Hendry mengatakan Indonesia belum punya pedoman baku soal upah jurnalistik. Akibatnya banyak wartawan menerima gaji rendah, dan beberapa bergantung pada komisi yang mereka terima setelah mereka mendapatkan pengiklan. Kondisi ini melanggar standar internasional yang menuntut jurnalis bebas dari pengaruh berkepentingan. Data itu mencatat sekitar 2.000 outlet berita daring dan total 3.500 outlet media. Meski jumlahnya besar, Hendry menilai pihak terkait harus memperbaiki kualitas dan praktik. Ia menambahkan bahwa media sering absen dalam meliput bias gender dan isu yang memengaruhi perempuan. Media juga kurang memberi perhatian pada kelompok miskin, anak-anak, dan orang sakit. Pemilik media sering mencampuri urusan editorial, memilih berita yang jurnalis liput, dan merambah ranah politik.
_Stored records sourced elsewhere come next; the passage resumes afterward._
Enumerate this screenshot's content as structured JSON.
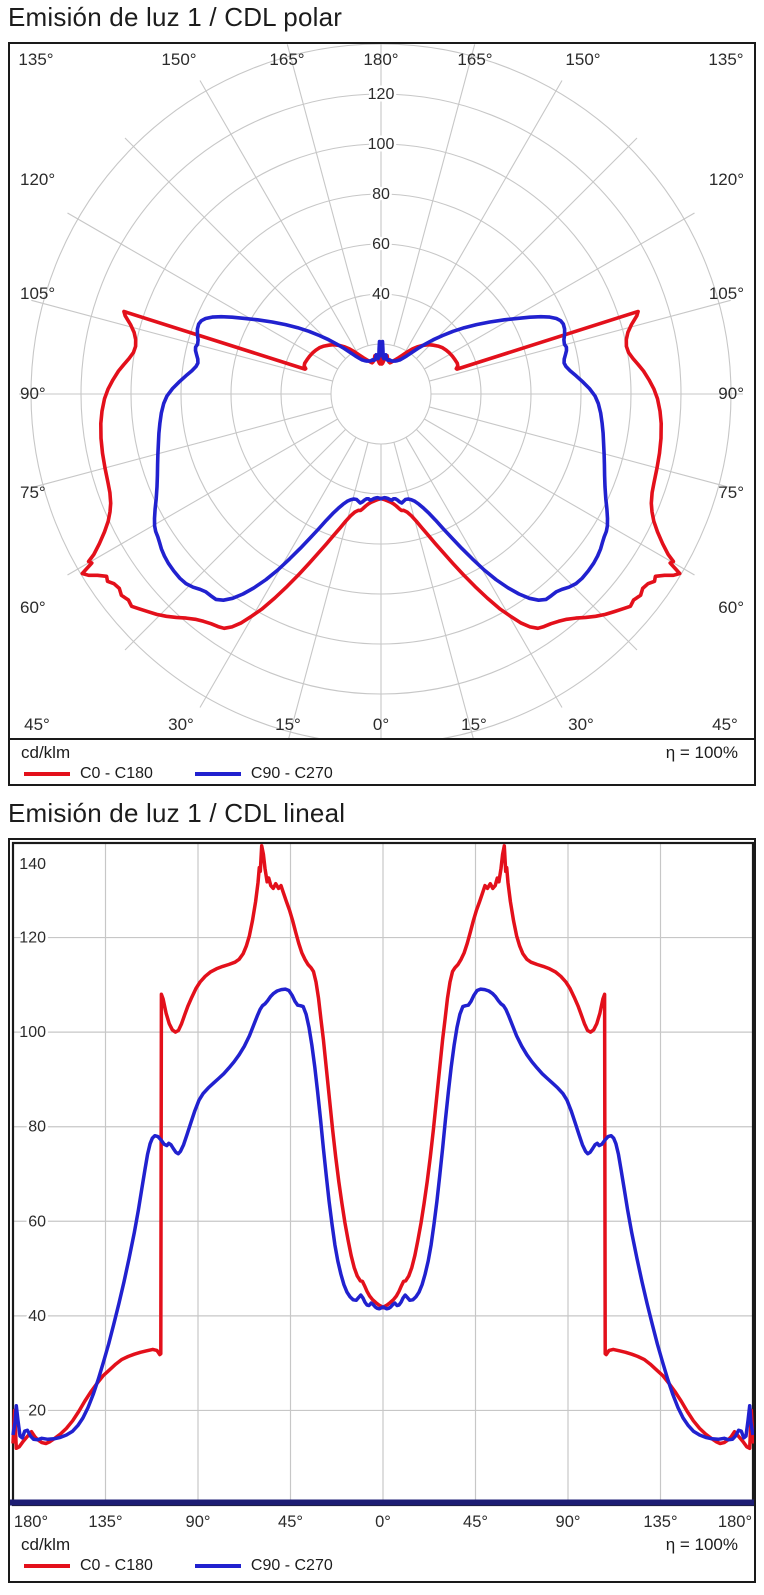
{
  "polar_section": {
    "title": "Emisión de luz 1 / CDL polar"
  },
  "linear_section": {
    "title": "Emisión de luz 1 / CDL lineal"
  },
  "legend": {
    "unit": "cd/klm",
    "efficiency": "η = 100%"
  },
  "colors": {
    "c0_series": "#e3101b",
    "c90_series": "#2121cf",
    "axis_navy": "#1d1d74",
    "grid": "#c7c7c7",
    "frame": "#1a1a1a"
  },
  "chart_data": {
    "charts": [
      {
        "type": "line",
        "variant": "polar",
        "title": "Emisión de luz 1 / CDL polar",
        "units": "cd/klm",
        "efficiency": "η = 100%",
        "radial_ticks": [
          20,
          40,
          60,
          80,
          100,
          120,
          140
        ],
        "radial_tick_labels": [
          "40",
          "60",
          "80",
          "100",
          "120"
        ],
        "angle_step_deg": 15,
        "angle_labels": {
          "top": [
            "135°",
            "150°",
            "165°",
            "180°",
            "165°",
            "150°",
            "135°"
          ],
          "left": [
            "120°",
            "105°",
            "90°",
            "75°",
            "60°"
          ],
          "right": [
            "120°",
            "105°",
            "90°",
            "75°",
            "60°"
          ],
          "bottom": [
            "45°",
            "30°",
            "15°",
            "0°",
            "15°",
            "30°",
            "45°"
          ]
        },
        "grid": true,
        "legend_position": "bottom"
      },
      {
        "type": "line",
        "variant": "cartesian",
        "title": "Emisión de luz 1 / CDL lineal",
        "units": "cd/klm",
        "efficiency": "η = 100%",
        "xlim": [
          -180,
          180
        ],
        "ylim": [
          0,
          140
        ],
        "x_tick_degrees": [
          -180,
          -135,
          -90,
          -45,
          0,
          45,
          90,
          135,
          180
        ],
        "x_tick_labels": [
          "180°",
          "135°",
          "90°",
          "45°",
          "0°",
          "45°",
          "90°",
          "135°",
          "180°"
        ],
        "y_ticks": [
          20,
          40,
          60,
          80,
          100,
          120,
          140
        ],
        "grid": true,
        "legend_position": "bottom"
      }
    ],
    "series": [
      {
        "name": "C0 - C180",
        "color": "#e3101b",
        "symmetric_mirror": true,
        "points_deg_value": [
          [
            -180,
            13
          ],
          [
            -179.2,
            20
          ],
          [
            -178.4,
            12
          ],
          [
            -177,
            12.3
          ],
          [
            -175,
            13.5
          ],
          [
            -173,
            14.5
          ],
          [
            -171,
            15.5
          ],
          [
            -169.5,
            14.5
          ],
          [
            -168,
            13.8
          ],
          [
            -166,
            13.2
          ],
          [
            -164,
            13
          ],
          [
            -162,
            13.4
          ],
          [
            -160,
            14
          ],
          [
            -157,
            15
          ],
          [
            -154,
            16.2
          ],
          [
            -151,
            17.8
          ],
          [
            -148,
            19.8
          ],
          [
            -145,
            22
          ],
          [
            -142,
            24
          ],
          [
            -139,
            25.8
          ],
          [
            -136,
            27.4
          ],
          [
            -133,
            28.6
          ],
          [
            -130,
            29.8
          ],
          [
            -127,
            30.8
          ],
          [
            -124,
            31.4
          ],
          [
            -121,
            31.9
          ],
          [
            -118,
            32.3
          ],
          [
            -115,
            32.6
          ],
          [
            -112,
            32.9
          ],
          [
            -110,
            32.7
          ],
          [
            -108.6,
            31.8
          ],
          [
            -108.1,
            32
          ],
          [
            -107.8,
            108
          ],
          [
            -107,
            107
          ],
          [
            -105.5,
            104
          ],
          [
            -104,
            101.8
          ],
          [
            -102.5,
            100.5
          ],
          [
            -101,
            100
          ],
          [
            -99.5,
            100.4
          ],
          [
            -98,
            101.8
          ],
          [
            -96.5,
            103.6
          ],
          [
            -95,
            105.4
          ],
          [
            -93,
            107.4
          ],
          [
            -91,
            109.2
          ],
          [
            -89,
            110.6
          ],
          [
            -86.5,
            111.8
          ],
          [
            -84,
            112.7
          ],
          [
            -81,
            113.4
          ],
          [
            -78,
            113.9
          ],
          [
            -75,
            114.3
          ],
          [
            -72,
            114.8
          ],
          [
            -70,
            115.4
          ],
          [
            -68,
            116.6
          ],
          [
            -66.5,
            118.2
          ],
          [
            -65,
            120.4
          ],
          [
            -63.5,
            123.6
          ],
          [
            -62,
            127.6
          ],
          [
            -60.8,
            131.6
          ],
          [
            -60.2,
            134.8
          ],
          [
            -59.7,
            134
          ],
          [
            -59,
            139.4
          ],
          [
            -58.2,
            137.6
          ],
          [
            -57.4,
            134.6
          ],
          [
            -56.4,
            131.8
          ],
          [
            -55.6,
            132.6
          ],
          [
            -54.6,
            131
          ],
          [
            -53.4,
            130.4
          ],
          [
            -52.2,
            131.4
          ],
          [
            -50.8,
            130.4
          ],
          [
            -49.6,
            131
          ],
          [
            -48.4,
            129.4
          ],
          [
            -47,
            127.6
          ],
          [
            -45.5,
            125.8
          ],
          [
            -44,
            123.6
          ],
          [
            -42.5,
            121.2
          ],
          [
            -41,
            118.8
          ],
          [
            -39.5,
            116.8
          ],
          [
            -38,
            115.4
          ],
          [
            -36.5,
            114.3
          ],
          [
            -35,
            113.6
          ],
          [
            -33.8,
            112.8
          ],
          [
            -32.6,
            110.6
          ],
          [
            -31.4,
            107.2
          ],
          [
            -30.2,
            102.8
          ],
          [
            -29,
            98.4
          ],
          [
            -27.5,
            92
          ],
          [
            -26,
            85.6
          ],
          [
            -24.5,
            79.4
          ],
          [
            -23,
            73.6
          ],
          [
            -21.5,
            68.4
          ],
          [
            -20,
            63.8
          ],
          [
            -18.5,
            59.6
          ],
          [
            -17,
            56
          ],
          [
            -15.5,
            52.8
          ],
          [
            -14,
            50.2
          ],
          [
            -12.5,
            48.4
          ],
          [
            -11,
            47.4
          ],
          [
            -10,
            47.3
          ],
          [
            -9,
            46.4
          ],
          [
            -7.8,
            45.2
          ],
          [
            -6.5,
            44.2
          ],
          [
            -5,
            43.4
          ],
          [
            -3.5,
            42.8
          ],
          [
            -2,
            42.3
          ],
          [
            -0.8,
            42
          ],
          [
            0,
            41.7
          ]
        ]
      },
      {
        "name": "C90 - C270",
        "color": "#2121cf",
        "symmetric_mirror": true,
        "points_deg_value": [
          [
            -180,
            14.8
          ],
          [
            -179,
            17.5
          ],
          [
            -178.4,
            21
          ],
          [
            -177.6,
            18
          ],
          [
            -176.6,
            14.6
          ],
          [
            -175.5,
            14.2
          ],
          [
            -174.3,
            15.6
          ],
          [
            -173,
            15.8
          ],
          [
            -171.5,
            14.6
          ],
          [
            -170,
            13.9
          ],
          [
            -168,
            13.8
          ],
          [
            -166,
            14.1
          ],
          [
            -163,
            13.9
          ],
          [
            -160,
            14
          ],
          [
            -157,
            14.3
          ],
          [
            -154,
            14.8
          ],
          [
            -151,
            15.6
          ],
          [
            -148.5,
            16.8
          ],
          [
            -146,
            18.4
          ],
          [
            -143.5,
            20.6
          ],
          [
            -141,
            23.4
          ],
          [
            -138.5,
            26.6
          ],
          [
            -136,
            30.2
          ],
          [
            -133.5,
            34
          ],
          [
            -131,
            38.2
          ],
          [
            -128.5,
            42.6
          ],
          [
            -126,
            47.2
          ],
          [
            -123.5,
            52.2
          ],
          [
            -121,
            57.6
          ],
          [
            -119,
            62.4
          ],
          [
            -117.3,
            67
          ],
          [
            -115.8,
            71
          ],
          [
            -114.5,
            74.2
          ],
          [
            -113.3,
            76.4
          ],
          [
            -112.2,
            77.6
          ],
          [
            -111,
            78.1
          ],
          [
            -109.5,
            77.9
          ],
          [
            -108,
            77.2
          ],
          [
            -106.5,
            76.3
          ],
          [
            -105.2,
            76
          ],
          [
            -104.2,
            76.5
          ],
          [
            -103.2,
            76.2
          ],
          [
            -102,
            75.4
          ],
          [
            -100.8,
            74.6
          ],
          [
            -99.6,
            74.3
          ],
          [
            -98.5,
            74.8
          ],
          [
            -97,
            76.2
          ],
          [
            -95.3,
            78.4
          ],
          [
            -93.5,
            80.8
          ],
          [
            -91.5,
            83.4
          ],
          [
            -89.5,
            85.6
          ],
          [
            -87.5,
            87
          ],
          [
            -85,
            88.2
          ],
          [
            -82.5,
            89.2
          ],
          [
            -80,
            90.2
          ],
          [
            -77.5,
            91.2
          ],
          [
            -75,
            92.4
          ],
          [
            -72.5,
            93.7
          ],
          [
            -70,
            95.2
          ],
          [
            -67.5,
            97
          ],
          [
            -65,
            99.2
          ],
          [
            -63,
            101.4
          ],
          [
            -61.2,
            103.4
          ],
          [
            -59.8,
            104.8
          ],
          [
            -58.6,
            105.6
          ],
          [
            -57.4,
            106
          ],
          [
            -56.2,
            106.6
          ],
          [
            -54.8,
            107.5
          ],
          [
            -53.2,
            108.2
          ],
          [
            -51.5,
            108.7
          ],
          [
            -49.5,
            109
          ],
          [
            -47.5,
            109.1
          ],
          [
            -45.8,
            108.8
          ],
          [
            -44.2,
            107.8
          ],
          [
            -42.8,
            106.5
          ],
          [
            -41.5,
            105.7
          ],
          [
            -40.2,
            105.6
          ],
          [
            -38.8,
            105.4
          ],
          [
            -37.4,
            103.8
          ],
          [
            -36,
            101
          ],
          [
            -34.6,
            97.2
          ],
          [
            -33.2,
            92.6
          ],
          [
            -31.8,
            87.4
          ],
          [
            -30.4,
            81.6
          ],
          [
            -29,
            75.4
          ],
          [
            -27.6,
            69.6
          ],
          [
            -26.2,
            64.2
          ],
          [
            -24.8,
            59.4
          ],
          [
            -23.4,
            55
          ],
          [
            -22,
            51.6
          ],
          [
            -20.5,
            48.8
          ],
          [
            -19,
            46.6
          ],
          [
            -17.5,
            45
          ],
          [
            -16,
            44
          ],
          [
            -14.5,
            43.4
          ],
          [
            -13,
            43.3
          ],
          [
            -11.8,
            43.9
          ],
          [
            -10.8,
            44.4
          ],
          [
            -9.8,
            43.8
          ],
          [
            -8.8,
            42.9
          ],
          [
            -7.8,
            42.3
          ],
          [
            -6.8,
            42.2
          ],
          [
            -5.8,
            42.7
          ],
          [
            -4.8,
            42.4
          ],
          [
            -3.8,
            41.9
          ],
          [
            -2.8,
            41.6
          ],
          [
            -1.8,
            41.5
          ],
          [
            -0.8,
            41.7
          ],
          [
            0,
            41.9
          ]
        ]
      }
    ]
  }
}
Menurut Hendry, di samping campur tangan, serangan dan tindakan kekerasan terhadap wartawan masih sering berlangsung di tanah air.
Tindakan Kekerasan
Pada 15 Agustus tahun ini bentrokan antara warga dan Angkatan Udara terjadi di Medan Polonia; dua jurnalis laki-laki melaporkan tindakan kekerasan fisik terhadapnya, sedangkan seorang jurnalis perempuan mengklaim mengalami pelecehan dari personel angkatan udara.
Baru-baru ini, saat demonstrasi menentang Gubernur Jakarta Basuki “Ahok” Tjahaja Purnama pada Jumat lalu, seorang jurnalis melaporkan diserang secara fisik dan kartu memori kameranya dirampas oleh para pengunjuk rasa.